Whether you are completely new to R, or you are a veteran with multiple years of experience, there is always room to learn and improve. As illustrated in Figure 4, one of the main sources to develop new R skills are online resources such as websites and online communities. This is true for both academics (92.4%), and professionals (94.9%). The second most cited educational source is the build-in R help feature, mentioned by 77.2% of the academics, and 83.1% of the professionals. Textbooks, which can be seen as a more traditional way to learn and teach, are placed third.
Today, numerous online courses on statistics are already making use of the R language to explain data analytics concepts. Some of the most noteworthy and successful examples are the Coursera courses from Roger D. Peng (Computing for Data Analysis), and Eric Zivot (Introduction to Computational Finance and Financial Econometrics). This proven need for online educational sources for statistics and R, raises the question if it would be possible to identify different and even more engaging ways to learn R online. The ‘R in Education’ survey indicates over 75% of students are interested to take online courses with an interactive component. Of the Academic respondents, 68.6% shows interest in online interactive courses and 13% would be willing to pay for these courses (see Figure 5). Our survey results are thus in line with the observation that online interactive courses as offered by codecademy.com, codeschool.com, etc. have gained enormous popularity recently.

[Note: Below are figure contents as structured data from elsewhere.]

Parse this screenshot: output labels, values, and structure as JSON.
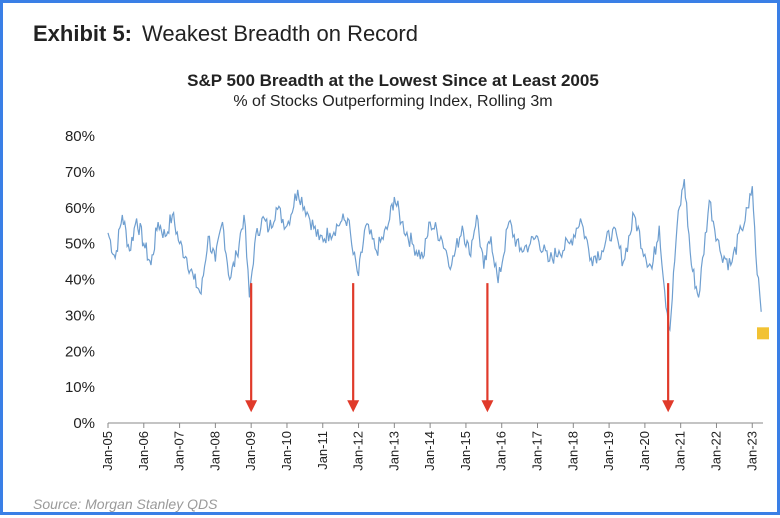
{
  "exhibit": {
    "label": "Exhibit 5:",
    "title": "Weakest Breadth on Record"
  },
  "source": "Source: Morgan Stanley QDS",
  "colors": {
    "line": "#6f9fd0",
    "arrow": "#e03a2a",
    "marker": "#f2c233",
    "frame": "#3a7fe6"
  },
  "chart_data": {
    "type": "line",
    "title": "S&P 500 Breadth at the Lowest Since at Least 2005",
    "subtitle": "% of Stocks Outperforming  Index, Rolling 3m",
    "ylim": [
      0,
      80
    ],
    "xlim": [
      2005.0,
      2023.3
    ],
    "yticks": [
      "0%",
      "10%",
      "20%",
      "30%",
      "40%",
      "50%",
      "60%",
      "70%",
      "80%"
    ],
    "xticks": [
      "Jan-05",
      "Jan-06",
      "Jan-07",
      "Jan-08",
      "Jan-09",
      "Jan-10",
      "Jan-11",
      "Jan-12",
      "Jan-13",
      "Jan-14",
      "Jan-15",
      "Jan-16",
      "Jan-17",
      "Jan-18",
      "Jan-19",
      "Jan-20",
      "Jan-21",
      "Jan-22",
      "Jan-23"
    ],
    "grid": false,
    "series": [
      {
        "x": [
          2005.0,
          2005.2,
          2005.4,
          2005.6,
          2005.8,
          2006.0,
          2006.2,
          2006.4,
          2006.6,
          2006.8,
          2007.0,
          2007.2,
          2007.4,
          2007.6,
          2007.8,
          2008.0,
          2008.2,
          2008.4,
          2008.6,
          2008.8,
          2008.95,
          2009.1,
          2009.3,
          2009.5,
          2009.7,
          2010.0,
          2010.3,
          2010.6,
          2010.9,
          2011.2,
          2011.5,
          2011.7,
          2011.85,
          2012.0,
          2012.2,
          2012.5,
          2012.8,
          2013.0,
          2013.2,
          2013.5,
          2013.8,
          2014.0,
          2014.3,
          2014.6,
          2014.9,
          2015.1,
          2015.3,
          2015.5,
          2015.7,
          2015.9,
          2016.2,
          2016.5,
          2016.8,
          2017.0,
          2017.3,
          2017.6,
          2017.9,
          2018.2,
          2018.5,
          2018.8,
          2019.1,
          2019.4,
          2019.7,
          2020.0,
          2020.2,
          2020.4,
          2020.55,
          2020.7,
          2020.9,
          2021.1,
          2021.3,
          2021.5,
          2021.8,
          2022.1,
          2022.4,
          2022.7,
          2022.9,
          2023.0,
          2023.1,
          2023.25
        ],
        "y": [
          53,
          46,
          58,
          48,
          57,
          50,
          44,
          56,
          52,
          58,
          50,
          46,
          40,
          36,
          52,
          45,
          56,
          40,
          47,
          58,
          35,
          50,
          57,
          54,
          60,
          55,
          65,
          58,
          51,
          53,
          56,
          57,
          47,
          41,
          55,
          48,
          54,
          63,
          56,
          50,
          46,
          56,
          52,
          44,
          55,
          47,
          58,
          43,
          52,
          39,
          56,
          48,
          50,
          52,
          45,
          48,
          50,
          57,
          46,
          48,
          54,
          45,
          58,
          47,
          43,
          55,
          37,
          26,
          55,
          68,
          44,
          35,
          62,
          48,
          44,
          54,
          60,
          66,
          47,
          31
        ]
      }
    ],
    "marker": {
      "x": 2023.3,
      "y": 25
    },
    "arrows": [
      2009.0,
      2011.85,
      2015.6,
      2020.65
    ]
  }
}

Naturally, in open-source communities most things are developed and offered for free. As noted in the previous paragraph, interactive online courses would be a valuable addition to the current spectrum of R’s educational sources. Since our results indicate that demand for free courses would be high, the question manifests itself: Who will develop these free courses? A reasonable assumption would be to look at people already developing free software such as the R package authors. Indeed, 70% percent of R package authors in the survey indicated that, given an easy-to-use development platform exists, they would be willing to create such interactive learning tools for their packages for free (note that the sample is small though). Therefore, it might be interesting to develop and eventually provide such a platform as a way to spread data analytics knowledge in general, and the R statistical programming language in specific.
New educational tools to teach R and statistics?
This survey largely confirmed our believe that there is a need for more online educational tools to teach R. These tools should take into account the added value of an interactive approach, as well as the characteristics and benefits of an open-source community. Therefore, we started working on an open interactive exercise platform for statistics and R.
To receive updates on our future progress, or if you are willing to provide us with feedback while building this learning platform, please leave your e-mail address below.
Download the full dataset of the survey here. The dataset is structured as follows: qla is a list in which each list-item contains the information of exactly one question in the survey. Each list-item in qla is itself again a list with the following items:
First list-item: The question asked
Second list-item: The answer possibilities
Third list-item: The data with the answers. Rows for respondents, columns for answers.
NOTE: For privacy reasons we removed all information from the dataset that could result in identification of the respondents (e.g. emails, university affiliation,..). Please contact us in case we overlooked something.
We would like to offer our apologies for the following errors that ended up in the survey:
When selecting that R is more complex to learn than other statistical languages, one of the following questions stated that you indicated that R was less complex to learn.
In order to better target the questions and to avoid making the survey even longer, we opted to mostly ask different questions to each type of respondent (Students/Academics/Professionals). Therefore, it is not often possible to make comparisons of the different types of respondents, which is a pity in hindsight.